Yes. Both exempt and nonexempt employees whose hours are reduced are eligible to participate in short time compensation programs. It is important to ensure that the remaining salary for any exempt employees who participate in such programs satisfies the federal and applicable state salary basis test. In addition, although the Department of Labor guidance generally permits employers to reduce hours for exempt employers temporarily without jeopardizing their exempt status (as long as it is not done routinely), it is important to work with counsel to understand any risks to the exempt status that participation may pose under state law.
What other benefits do short time compensation programs provide?

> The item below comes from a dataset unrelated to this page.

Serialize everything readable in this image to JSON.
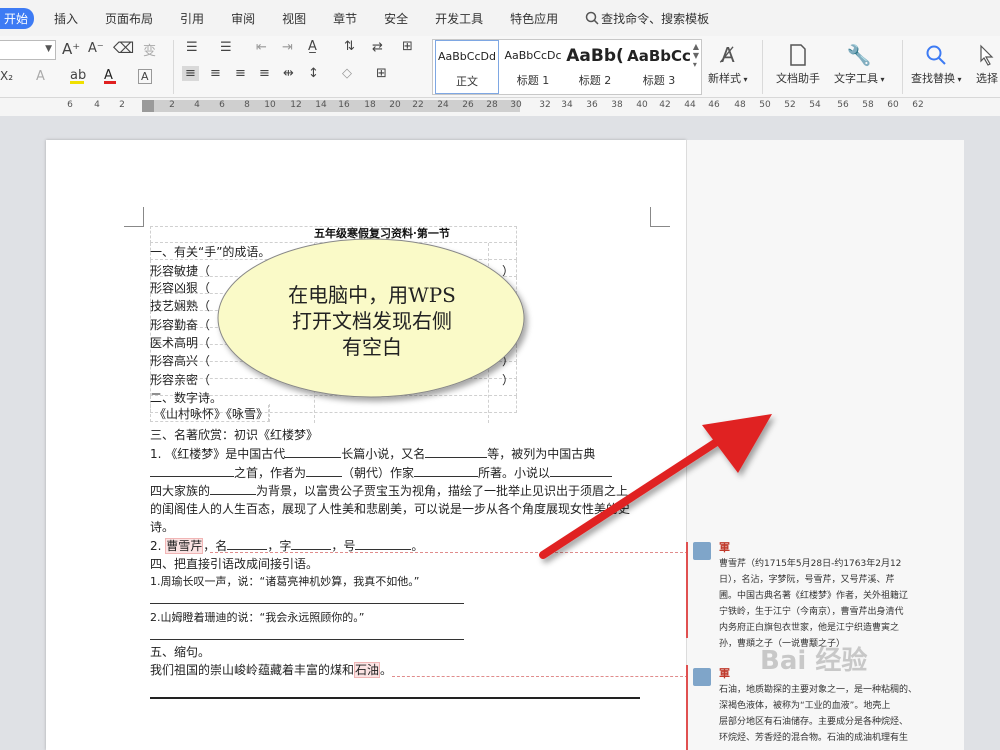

In addition to allowing employers to reduce payroll costs while minimizing the financial impact on employees, short time compensation programs allow employers to maintain an engaged, motivated workforce. When financial circumstances improve, the employer will have a full staff of trained, experienced workers, avoiding the costs of hiring, onboarding and training new employees.
How long does it take to get state approval for short time compensation programs?
The time for approval varies by state. Most states will approve or deny an application within 15-30 days, with New Jersey committing to doing so only within 60 days.
What are the downsides for employers?
While short time compensation programs provide a number of benefits, they do come with restrictions. As noted above, to be eligible to participate, an employer must agree not to engage in layoffs and to maintain health, retirement and fringe benefits for employees for the duration of the program. In some states, such as Pennsylvania and New York, employers who establish a short time compensation program must reduce the hours of all employees in the affected unit by the same percentage. Perhaps more importantly, short time compensation programs come with administrative burdens. Employers must submit plans for approval by providing the following information to the relevant state agency: (a) the number of employees in the “affected unit”; (b) the percentage of the hours reduction; (c) a description of how employees will be notified of the plan in advance; (d) an estimate of the number of layoffs that would need to occur in the absence of the short time compensation plan; and (e) a certification that affected employees may participate in training to enhance their job skills during the program. In addition, in some states, employers must submit weekly reports during the program. Employers with employees in more than one state will need to submit multiple applications, and because state participation requirements vary, the programs may need to be tailored to each jurisdiction.